All of these activities derive from the **objectives** of this project, which are: i) reflection about ML pipeline components; ii) discussion and analysis of AutoML tools; iii) identification of key-points of AutoML frameworks; iv) definition of: the advantages and disadvantages of main AutoML tools, and, first of all, the relavance and adequacy of implementing AutoML.

---------------------

In this series of notebooks, we test out different AutoML Python libraries and compare them according to the following criteria: performance metrics of developed pipelines evaluated on test data; computation time (i.e., the performance relative to the available time budget of the search process); and usability of the tool.

* **Performance:** for each tool, after providing them with a training data (that will receive the appropriate validation approach by each tool), and after the search for the best ML pipeline, the selected one will be evaluated on a hold-out dataset (25% of the complete dataset). The model assessment will be based on the following metrics, since the supervised learning task is a binary classification here: [ROC-AUC](https://scikit-learn.org/stable/modules/generated/sklearn.metrics.roc_auc_score.html), [average precision score](https://scikit-learn.org/stable/modules/generated/sklearn.metrics.average_precision_score.html), [Brier score](https://scikit-learn.org/stable/modules/generated/sklearn.metrics.brier_score_loss.html), [accuracy](https://scikit-learn.org/stable/modules/generated/sklearn.metrics.accuracy_score.html), and [MCC](https://scikit-learn.org/stable/modules/generated/sklearn.metrics.matthews_corrcoef.html).

* **Computation time:** all tested AutoML tools have some sort of time budget for the search process. Therefore, instead of minimizing the computation time across all tested tools, we will explore three different time budgets: 20 minutes, 1 hour, and 6 hours. Consequently, one of the main aspects of the comparison among tools will be the performance achieved by each one of them given different time budgets, besides of the average performance throughout all time budgets.
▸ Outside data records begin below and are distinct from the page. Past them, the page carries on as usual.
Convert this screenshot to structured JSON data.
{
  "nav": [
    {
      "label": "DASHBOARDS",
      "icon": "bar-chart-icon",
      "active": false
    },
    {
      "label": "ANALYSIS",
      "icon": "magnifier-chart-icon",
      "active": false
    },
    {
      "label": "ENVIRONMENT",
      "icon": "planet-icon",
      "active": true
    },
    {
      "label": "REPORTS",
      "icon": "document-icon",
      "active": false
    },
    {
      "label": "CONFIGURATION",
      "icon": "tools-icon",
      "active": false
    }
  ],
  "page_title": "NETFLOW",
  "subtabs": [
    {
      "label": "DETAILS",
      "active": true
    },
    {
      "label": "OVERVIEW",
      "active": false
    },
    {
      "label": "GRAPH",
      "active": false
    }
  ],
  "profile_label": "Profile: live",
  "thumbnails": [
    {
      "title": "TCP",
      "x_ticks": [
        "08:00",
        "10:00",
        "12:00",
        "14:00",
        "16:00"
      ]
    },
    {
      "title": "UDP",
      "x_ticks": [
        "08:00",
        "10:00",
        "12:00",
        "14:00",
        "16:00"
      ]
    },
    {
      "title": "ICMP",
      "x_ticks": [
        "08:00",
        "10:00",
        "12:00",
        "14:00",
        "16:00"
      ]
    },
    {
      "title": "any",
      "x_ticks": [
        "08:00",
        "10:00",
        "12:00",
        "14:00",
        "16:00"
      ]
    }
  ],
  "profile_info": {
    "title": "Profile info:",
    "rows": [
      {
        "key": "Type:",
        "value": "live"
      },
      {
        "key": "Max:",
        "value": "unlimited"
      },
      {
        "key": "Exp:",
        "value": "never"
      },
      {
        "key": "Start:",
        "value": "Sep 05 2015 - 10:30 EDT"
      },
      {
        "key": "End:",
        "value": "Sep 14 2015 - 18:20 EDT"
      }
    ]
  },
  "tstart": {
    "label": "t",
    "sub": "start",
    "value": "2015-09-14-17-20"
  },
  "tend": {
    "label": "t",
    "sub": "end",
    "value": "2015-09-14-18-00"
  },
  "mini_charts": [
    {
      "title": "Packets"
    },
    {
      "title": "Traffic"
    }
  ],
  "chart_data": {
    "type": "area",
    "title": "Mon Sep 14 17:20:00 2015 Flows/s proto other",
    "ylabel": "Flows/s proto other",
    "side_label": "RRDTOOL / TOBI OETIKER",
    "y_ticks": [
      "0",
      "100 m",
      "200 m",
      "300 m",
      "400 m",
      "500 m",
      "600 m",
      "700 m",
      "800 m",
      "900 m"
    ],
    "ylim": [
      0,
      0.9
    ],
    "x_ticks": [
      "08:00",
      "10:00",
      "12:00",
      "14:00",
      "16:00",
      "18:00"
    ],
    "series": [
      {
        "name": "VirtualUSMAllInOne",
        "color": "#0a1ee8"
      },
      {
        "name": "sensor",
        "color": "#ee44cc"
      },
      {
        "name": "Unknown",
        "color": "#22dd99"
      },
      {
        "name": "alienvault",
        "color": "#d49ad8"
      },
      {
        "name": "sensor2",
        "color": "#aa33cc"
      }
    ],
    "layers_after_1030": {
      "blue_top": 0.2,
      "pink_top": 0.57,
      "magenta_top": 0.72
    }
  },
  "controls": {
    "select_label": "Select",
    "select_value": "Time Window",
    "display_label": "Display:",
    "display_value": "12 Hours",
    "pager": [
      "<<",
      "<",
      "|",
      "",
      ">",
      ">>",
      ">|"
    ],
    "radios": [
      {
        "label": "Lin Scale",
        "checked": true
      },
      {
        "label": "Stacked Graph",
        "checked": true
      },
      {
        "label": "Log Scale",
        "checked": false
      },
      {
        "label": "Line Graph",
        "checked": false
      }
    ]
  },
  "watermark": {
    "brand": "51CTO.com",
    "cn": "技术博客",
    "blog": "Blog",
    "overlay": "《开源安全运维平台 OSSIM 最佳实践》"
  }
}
* **Usability:** this aspect of the comparison refers to how easy it is to set up the search for each one of the tested tools. Also important are the outputs of the search process, mainly in terms of the visualization and assessment of constructed and selected pipelines. Besides, the diversity of produced information about the search and how clear it is to access and interpret these data are also an aspect to have in mind. Finally, the more straightforward it is to use a selected pipeline the better is the tool.

The empirical tests follow the reading and discussing of the APIs of all selected tools. So, since the main initialization arguments, methods and attributes have been defined, they will be used accordingly in these notebooks.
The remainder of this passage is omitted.